I roll my eyes. “No worries there, Grammy.”
She’s about to offer another piece of advice, but Mom’s arrival in the kitchen cuts her off. Business heels click along the hardwoods. Mom pours a cup of coffee, carefully mixing in a healthy dose of creamer. I frown when I realize it’s a travel mug. Grammy notices too. Mom turns around and she’s already wearing an apologetic smile.
“I’m so sorry, Celia. Someone has royally screwed up something at work. I’m afraid if I don’t go in, we’re going to be dealing with the fallout for weeks.”
I nod back, a little too quickly. “Yeah. No problem.”
She doubles down by throwing out a bottom lip. “I know it’s your big day, honey. Really. I’m so sorry. But I’ll try to leave work early. We’ll watch a good movie tonight to celebrate. Sip some hot chocolate. You can tell me all about your vision, okay?”
I nod again. “That’s perfect. Seriously.”

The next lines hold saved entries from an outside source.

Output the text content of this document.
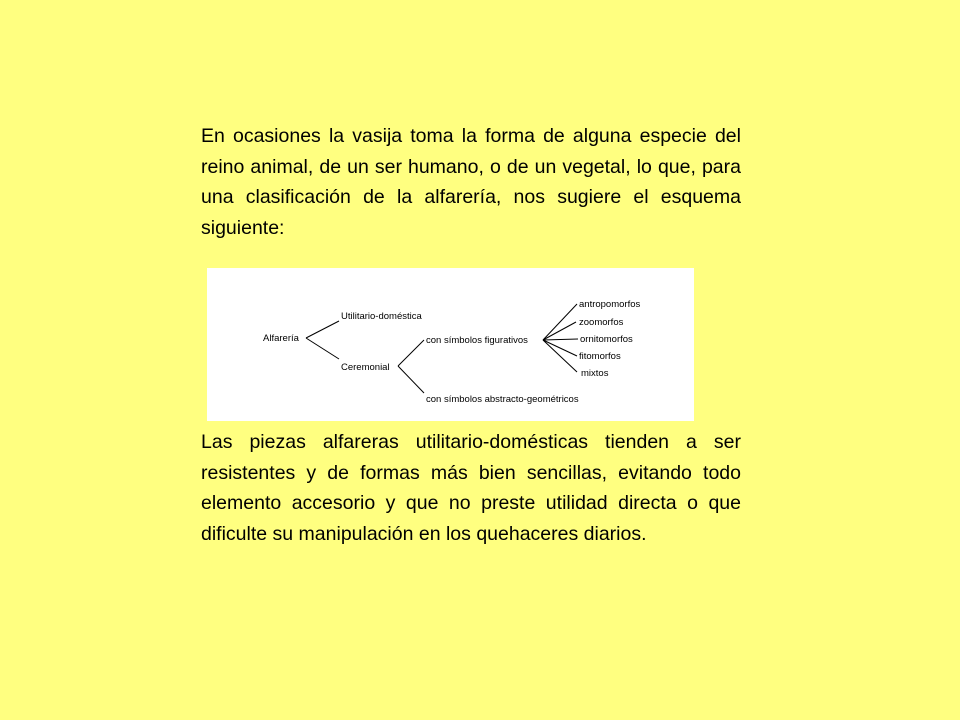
En ocasiones la vasija toma la forma de alguna especie del reino animal, de un ser humano, o de un vegetal, lo que, para una clasificación de la alfarería, nos sugiere el esquema siguiente:

Alfarería
Utilitario-doméstica
Ceremonial
con símbolos figurativos
con símbolos abstracto-geométricos
antropomorfos
zoomorfos
ornitomorfos
fitomorfos
mixtos

Las piezas alfareras utilitario-domésticas tienden a ser resistentes y de formas más bien sencillas, evitando todo elemento accesorio y que no preste utilidad directa o que dificulte su manipulación en los quehaceres diarios.
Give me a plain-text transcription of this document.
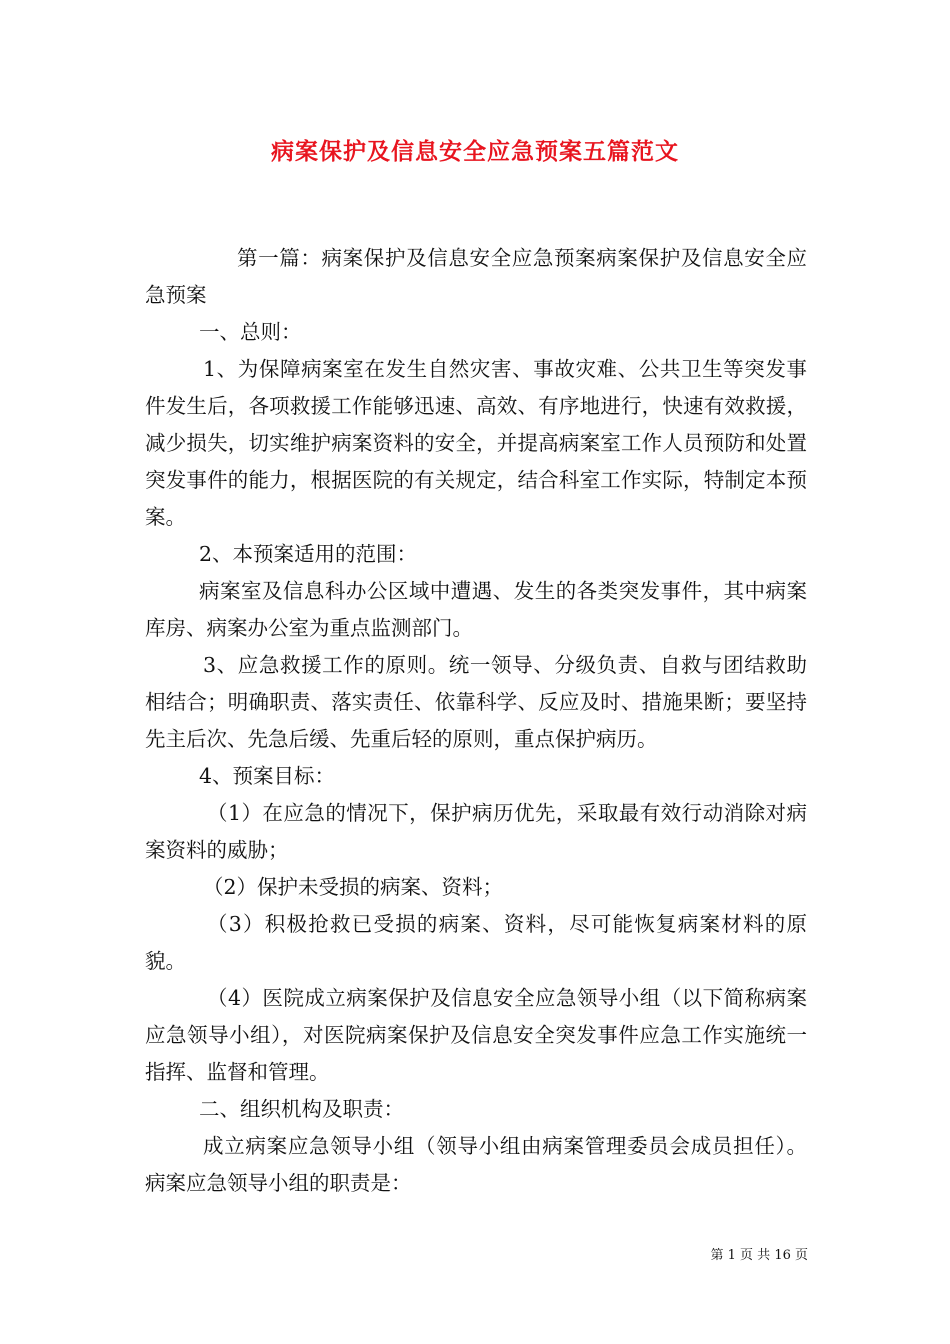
病案保护及信息安全应急预案五篇范文

第一篇：病案保护及信息安全应急预案病案保护及信息安全应急预案

一、总则：

1、为保障病案室在发生自然灾害、事故灾难、公共卫生等突发事件发生后，各项救援工作能够迅速、高效、有序地进行，快速有效救援，减少损失，切实维护病案资料的安全，并提高病案室工作人员预防和处置突发事件的能力，根据医院的有关规定，结合科室工作实际，特制定本预案。

2、本预案适用的范围：

病案室及信息科办公区域中遭遇、发生的各类突发事件，其中病案库房、病案办公室为重点监测部门。

3、应急救援工作的原则。统一领导、分级负责、自救与团结救助相结合；明确职责、落实责任、依靠科学、反应及时、措施果断；要坚持先主后次、先急后缓、先重后轻的原则，重点保护病历。

4、预案目标：

（1）在应急的情况下，保护病历优先，采取最有效行动消除对病案资料的威胁；

（2）保护未受损的病案、资料；

（3）积极抢救已受损的病案、资料，尽可能恢复病案材料的原貌。

（4）医院成立病案保护及信息安全应急领导小组（以下简称病案应急领导小组），对医院病案保护及信息安全突发事件应急工作实施统一指挥、监督和管理。

二、组织机构及职责：

成立病案应急领导小组（领导小组由病案管理委员会成员担任）。病案应急领导小组的职责是：

第 1 页 共 16 页
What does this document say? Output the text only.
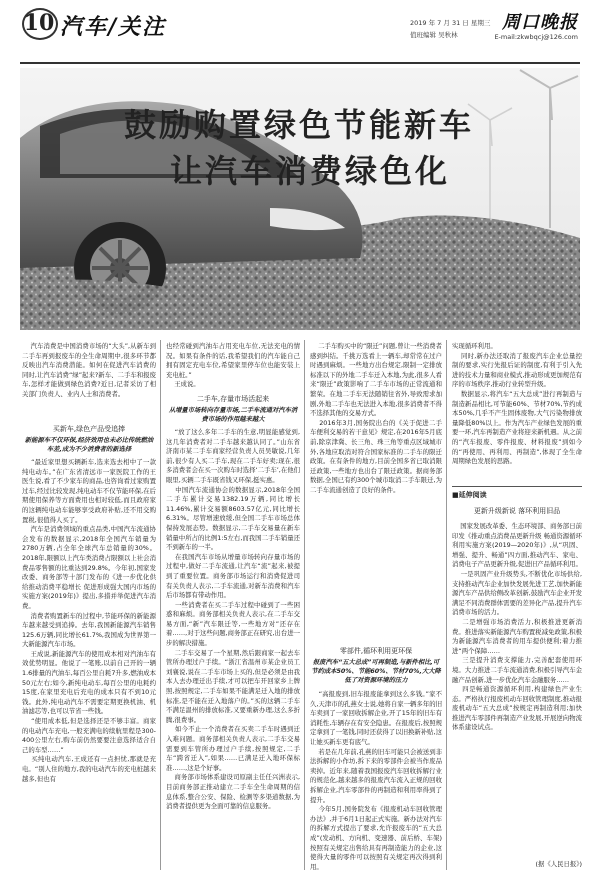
10 汽车/关注	2019 年 7 月 31 日 星期三
值班编辑 吴秋林
周口晚报
E-mail:zkwbqcj@126.com
鼓励购置绿色节能新车
让汽车消费绿色化
汽车消费是中国消费市场的“大头”,从新车到二手车再到报废车的全生命周期中,很多环节都反映出汽车消费潜能。如何在促进汽车消费的同时,让汽车消费“绿”起来?新车、二手车和报废车,怎样才能做到绿色消费?近日,记者采访了相关部门负责人、业内人士和消费者。
买新车,绿色产品受追捧
新能源车不仅环保,经济效用也未必比传统燃油车差,成为不少消费者的新选择
“最近家里想买辆新车,选来选去相中了一款纯电动车。”在广东省清远市一家医院工作的王医生说,看了不少家车的商品,也咨询看过家购置过车,经过比较发现,纯电动车不仅节能环保,在后期使用保养等方面费用也相对较低,而且政府家的这辆纯电动车能够享受政府补贴,还不用交购置税,很值得人买了。
汽车是消费领域的重点品类,中国汽车流通协会发布的数据显示,2018年全国汽车销量为2780万辆,占全年全球汽车总销量的30%。2018年,限额以上汽车类消费占限额以上社会消费品零售额的比重达到29.8%。今年初,国家发改委、商务部等十部门发布的《进一步优化供给推动消费平稳增长 促进形成强大国内市场的实施方案(2019年)》提出,多措并举促进汽车消费。
消费者购置新车的过程中,节能环保的新能源车越来越受到追捧。去年,我国新能源汽车销售125.6万辆,同比增长61.7%,我国成为世界第一大新能源汽车市场。
王成说,新能源汽车的使用成本相对汽油车有效优势明显。他说了一笔账,以前自己开的一辆1.6排量的汽油车,每百公里自耗7升多,燃油成本50元左右;如今,新纯电动车,每百公里的电耗约15度,在家里充电后充电的成本只有不到10元钱。此外,纯电动汽车不需要定期更换机油、机油滤芯等,也可以节省一些钱。
“使用成本低,但是选择还是不够丰富。商家的电动汽车充电,一般充满电的续航里程是300-400公里左右,购车前仍然要要注意选择适合自己的车型……”
买纯电动汽车,王成还有一点担忧,那就是充电。“别人住的地方,我的电动汽车的充电桩越来越多,但也有
也经常碰到汽油车占用充电车位,无法充电的情况。如果有条件的话,我希望我们的汽车能自己拥有固定充电车位,希望家里停车位也能安装上充电桩。”
王成说。
二手车,存量市场活起来
从增量市场转向存量市场,二手车流通对汽车消费市场的作用越来越大
“放了这么多年二手车的生意,明显能感觉到,这几年消费者对二手车越来越认同了。”山东省济南市某二手车商家经营负责人员吴敏说,几年前,很少有人买二手车,现在二手车好卖;现在,很多消费者会在买一次购车时选择‘二手车’,在他们眼里,买辆二手车既省钱又环保,挺实惠。
中国汽车流通协会的数据显示,2018年全国二手车累计交易1382.19万辆,同比增长11.46%,累计交易额8603.57亿元,同比增长6.31%。尽管增速放缓,但全国二手车市场总体保持发展态势。数据显示,二手车交易量在新车销量中所占的比例1:5左右,而我国二手车销量还不到新车的一半。
在我国汽车市场从增量市场转向存量市场的过程中,做好二手车流通,让汽车“流”起来,被提到了重要位置。商务部市场运行和消费促进司有关负责人表示,二手车流通,对新车消费和汽车后市场都有带动作用。
一些消费者在买二手车过程中碰到了一些困惑和麻烦。商务部相关负责人表示,在二手车交易方面,“新”汽车限迁等,一些地方对”还存在着……,对于这些问题,商务部正在研究,出台进一步的解决措施。
二手车交易了一个星期,然后跟商家一起去车管所办理过户手续。“浙江省温州市某企业员工刘襄说,说在二手车市场上买的,但是必须是由我本人去办理迁出手续,才可以把车开回家乡上牌照,按照规定,二手车如果不能满足迁入地的排放标准,是不能在迁入地落户的。”买的这辆二手车不满足温州的排放标准,又要重新办理,这么多折腾,很费事。
如今不止一个消费者在买卖二手车时遇到迁入难问题。商务部相关负责人表示,二手车交易需要到车管所办理过户手续,按照规定,二手车“跨省迁入”,如果……已满足迁入地环保标准……,这是个好事。
商务部市场体系建设司原副主任任兴洲表示,目前商务部正推动建立二手车全生命周期的信息体系,整合公安、保险、检测等多渠道数据,为消费者提供更为全面可靠的信息服务。
二手车购买中的“限迁”问题,曾让一些消费者感到纠结。千挑万选看上一辆车,却常常在过户时遇到麻烦。一些地方出台规定,限制一定排放标准以下的外地二手车迁入本地,为此,很多人看来“限迁”政策影响了二手车市场的正常流通和繁荣。在地二手车无法随销往省外,导致需求加剧,外地二手车也无法进入本地,很多消费者不得不选择其他的交易方式。
2016年3月,国务院出台的《关于促进二手车便利交易的若干意见》规定,在2016年5月底前,除京津冀、长三角、珠三角等重点区域城市外,各地应取消对符合国家标准的二手车的限迁政策。在有条件的地方,目前全国多省已取消限迁政策,一些地方也出台了限迁政策。据商务部数据,全国已有约300个城市取消二手车限迁,为二手车流通创造了良好的条件。
零部件,循环利用更环保
报废汽车“五大总成”可再制造,与新件相比,可节约成本50%、节能60%、节材70%,大大降低了对资源环境的压力
“高报废到,旧车报废能拿到这么多钱。”家不久,天津市的孔燕女士说,她将自家一辆多年的旧车卖到了一家回收拆解企业,开了15年的旧车有消耗性,车辆存在有安全隐患。在报废后,按照规定拿到了一笔钱,同时还获得了以旧换新补贴,这让她买新车更有底气。
若是在几年前,孔燕的旧车可能只会被送到非法拆解的小作坊,拆下来的零部件会被当作废品卖掉。近年来,随着我国报废汽车回收拆解行业的规范化,越来越多的报废汽车流入正规的回收拆解企业,汽车零部件的再制造和利用率得到了提升。
今年5月,国务院发布《报废机动车回收管理办法》,并于6月1日起正式实施。新办法对汽车的拆解方式提出了要求,允许报废车的“五大总成”(发动机、方向机、变速器、前后桥、车架)按照有关规定出售给具有再制造能力的企业,这使得大量的零件可以按照有关规定再次得到利用。
实现循环利用。
同时,新办法还取消了报废汽车企业总量控制的要求,实行先报后证的制度,有利于引入先进的技术力量和商业模式,推动形成更加规范有序的市场秩序,推动行业转型升级。
数据显示,将汽车“五大总成”进行再制造与制造新品相比,可节能60%、节材70%,节约成本50%,几乎不产生固体废物,大气污染物排放量降低80%以上。作为汽车产业绿色发展的重要一环,汽车再制造产业将迎来新机遇。从之前的“汽车报废、零件报废、材料报废”到如今的“再使用、再利用、再制造”,体现了全生命周期绿色发展的思路。
■延伸阅读
更新升级新说 落环利用旧品
国家发展改革委、生态环境部、商务部日前印发《推动重点消费品更新升级 畅通资源循环利用实施方案(2019—2020年)》,从“巩固、增强、提升、畅通”四方面,推动汽车、家电、消费电子产品更新升级,促进旧产品循环利用。
一是巩固产业升级势头,不断优化市场供给,支持推动汽车企业加快发展先进工艺,加快新能源汽车产品供给侧改革创新,鼓励汽车企业开发满足不同消费群体需要的差异化产品,提升汽车消费市场的活力。
二是增强市场消费活力,积极推进更新消费。推进落实新能源汽车购置税减免政策,积极为新能源汽车消费者的用车提供便利;着力推进“两个保障……
三是提升消费支撑能力,完善配套使用环境。大力推进二手车流通消费,积极引导汽车金融产品创新,进一步优化汽车金融服务……
四是畅通资源循环利用,构建绿色产业生态。严格执行报废机动车回收管理制度,推动报废机动车“五大总成”按规定再制造利用;加快推进汽车零部件再制造产业发展,开展逆向物流体系建设试点。
(据《人民日报》)
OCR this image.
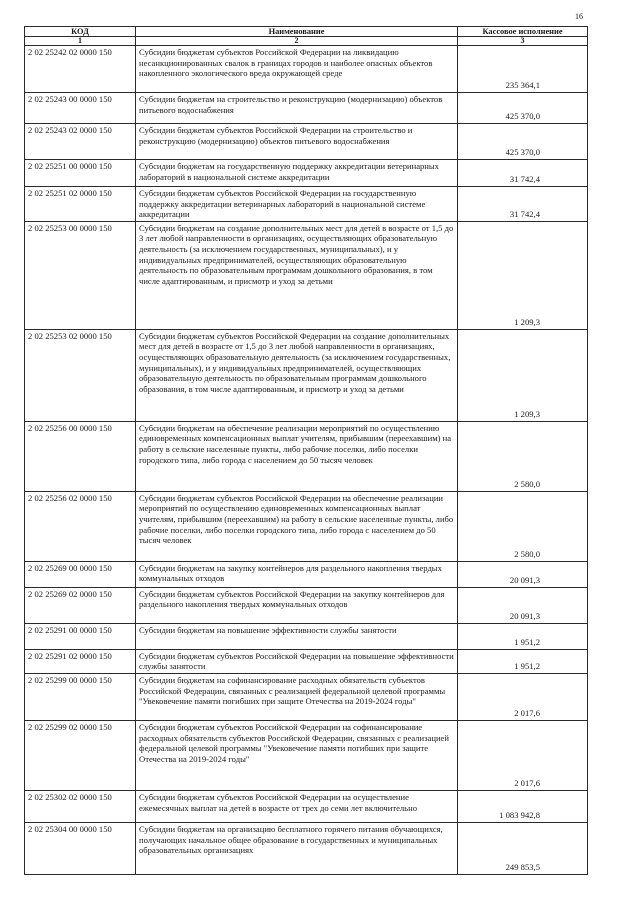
16
КОД	Наименование	Кассовое исполнение
1	2	3
2 02 25242 02 0000 150	Субсидии бюджетам субъектов Российской Федерации на ликвидацию несанкционированных свалок в границах городов и наиболее опасных объектов накопленного экологического вреда окружающей среде	235 364,1
2 02 25243 00 0000 150	Субсидии бюджетам на строительство и реконструкцию (модернизацию) объектов питьевого водоснабжения	425 370,0
2 02 25243 02 0000 150	Субсидии бюджетам субъектов Российской Федерации на строительство и реконструкцию (модернизацию) объектов питьевого водоснабжения	425 370,0
2 02 25251 00 0000 150	Субсидии бюджетам на государственную поддержку аккредитации ветеринарных лабораторий в национальной системе аккредитации	31 742,4
2 02 25251 02 0000 150	Субсидии бюджетам субъектов Российской Федерации на государственную поддержку аккредитации ветеринарных лабораторий в национальной системе аккредитации	31 742,4
2 02 25253 00 0000 150	Субсидии бюджетам на создание дополнительных мест для детей в возрасте от 1,5 до 3 лет любой направленности в организациях, осуществляющих образовательную деятельность (за исключением государственных, муниципальных), и у индивидуальных предпринимателей, осуществляющих образовательную деятельность по образовательным программам дошкольного образования, в том числе адаптированным, и присмотр и уход за детьми	1 209,3
2 02 25253 02 0000 150	Субсидии бюджетам субъектов Российской Федерации на создание дополнительных мест для детей в возрасте от 1,5 до 3 лет любой направленности в организациях, осуществляющих образовательную деятельность (за исключением государственных, муниципальных), и у индивидуальных предпринимателей, осуществляющих образовательную деятельность по образовательным программам дошкольного образования, в том числе адаптированным, и присмотр и уход за детьми	1 209,3
2 02 25256 00 0000 150	Субсидии бюджетам на обеспечение реализации мероприятий по осуществлению единовременных компенсационных выплат учителям, прибывшим (переехавшим) на работу в сельские населенные пункты, либо рабочие поселки, либо поселки городского типа, либо города с населением до 50 тысяч человек	2 580,0
2 02 25256 02 0000 150	Субсидии бюджетам субъектов Российской Федерации на обеспечение реализации мероприятий по осуществлению единовременных компенсационных выплат учителям, прибывшим (переехавшим) на работу в сельские населенные пункты, либо рабочие поселки, либо поселки городского типа, либо города с населением до 50 тысяч человек	2 580,0
2 02 25269 00 0000 150	Субсидии бюджетам на закупку контейнеров для раздельного накопления твердых коммунальных отходов	20 091,3
2 02 25269 02 0000 150	Субсидии бюджетам субъектов Российской Федерации на закупку контейнеров для раздельного накопления твердых коммунальных отходов	20 091,3
2 02 25291 00 0000 150	Субсидии бюджетам на повышение эффективности службы занятости	1 951,2
2 02 25291 02 0000 150	Субсидии бюджетам субъектов Российской Федерации на повышение эффективности службы занятости	1 951,2
2 02 25299 00 0000 150	Субсидии бюджетам на софинансирование расходных обязательств субъектов Российской Федерации, связанных с реализацией федеральной целевой программы "Увековечение памяти погибших при защите Отечества на 2019-2024 годы"	2 017,6
2 02 25299 02 0000 150	Субсидии бюджетам субъектов Российской Федерации на софинансирование расходных обязательств субъектов Российской Федерации, связанных с реализацией федеральной целевой программы "Увековечение памяти погибших при защите Отечества на 2019-2024 годы"	2 017,6
2 02 25302 02 0000 150	Субсидии бюджетам субъектов Российской Федерации на осуществление ежемесячных выплат на детей в возрасте от трех до семи лет включительно	1 083 942,8
2 02 25304 00 0000 150	Субсидии бюджетам на организацию бесплатного горячего питания обучающихся, получающих начальное общее образование в государственных и муниципальных образовательных организациях	249 853,5
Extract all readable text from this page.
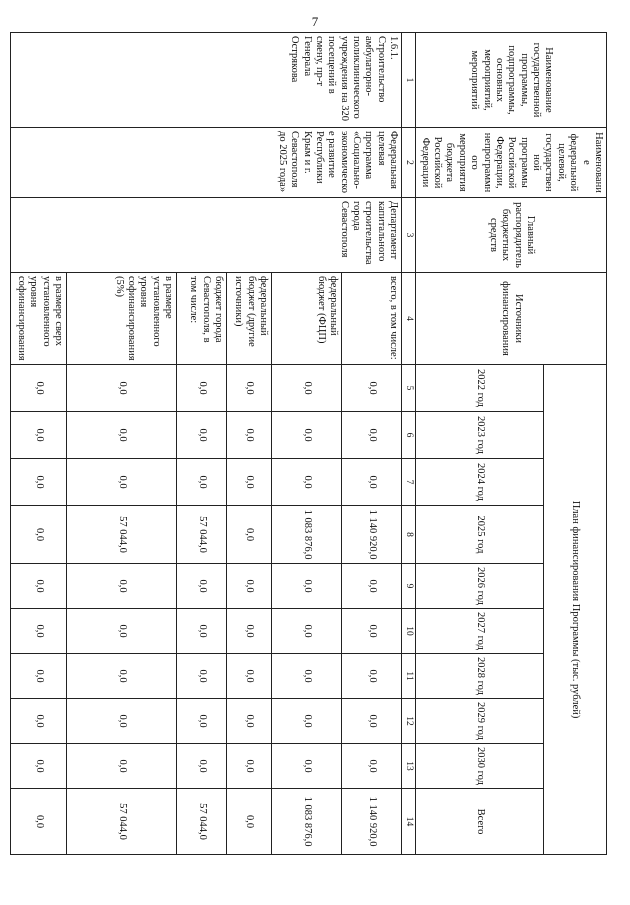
7
Наименование государственной программы, подпрограммы, основных мероприятий, мероприятий	Наименование федеральной целевой, государственной программы Российской Федерации, непрограммного мероприятия бюджета Российской Федерации	Главный распорядитель бюджетных средств	Источники финансирования	План финансирования Программы (тыс. рублей)									
				2022 год	2023 год	2024 год	2025 год	2026 год	2027 год	2028 год	2029 год	2030 год	Всего
1	2	3	4	5	6	7	8	9	10	11	12	13	14
1.6.1. Строительство амбулаторно-поликлинического учреждения на 320 посещений в смену, пр-т Генерала Острякова	Федеральная целевая программа «Социально-экономическое развитие Республики Крым и г. Севастополя до 2025 года»	Департамент капитального строительства города Севастополя	всего, в том числе:	0,0	0,0	0,0	1 140 920,0	0,0	0,0	0,0	0,0	0,0	1 140 920,0
			федеральный бюджет (ФЦП)	0,0	0,0	0,0	1 083 876,0	0,0	0,0	0,0	0,0	0,0	1 083 876,0
			федеральный бюджет (другие источники)	0,0	0,0	0,0	0,0	0,0	0,0	0,0	0,0	0,0	0,0
			бюджет города Севастополя, в том числе:	0,0	0,0	0,0	57 044,0	0,0	0,0	0,0	0,0	0,0	57 044,0
			в размере установленного уровня софинансирования (5%)	0,0	0,0	0,0	57 044,0	0,0	0,0	0,0	0,0	0,0	57 044,0
			в размере сверх установленного уровня софинансирования	0,0	0,0	0,0	0,0	0,0	0,0	0,0	0,0	0,0	0,0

She kisses my forehead and sweeps back out of the room. I can feel Grammy watching me as we both listen to the noises of leaving. The light jingle of house keys. Doors groaning open and closed. The car firing up in the garage. I don’t realize, at first, that I’m tearing off little strips from a napkin on the table. I set the pieces aside and look up. Grammy is still watching.
“I’ve never told you this,” she says. “But my mother missed my first vision. She didn’t need a disaster at work to slip away either. They found her picking scuppernongs out in one of our back fields. Try not to blame your mother too much. It’s a hard day for someone who will never taste magic.”
It makes all the sense in the world, but I have to look back down at the napkin and tear off more strips to keep myself from crying. Grammy seems on the verge of saying more when a loud beep sounds. Two slices of absurdly burnt toast appear. The sight of them breaks the gloomy spell. Grammy and I exchange a look before bursting into belly laughter.
“Come one, come all,” she thunders between laughs. “Witness the seer who can burn toast!”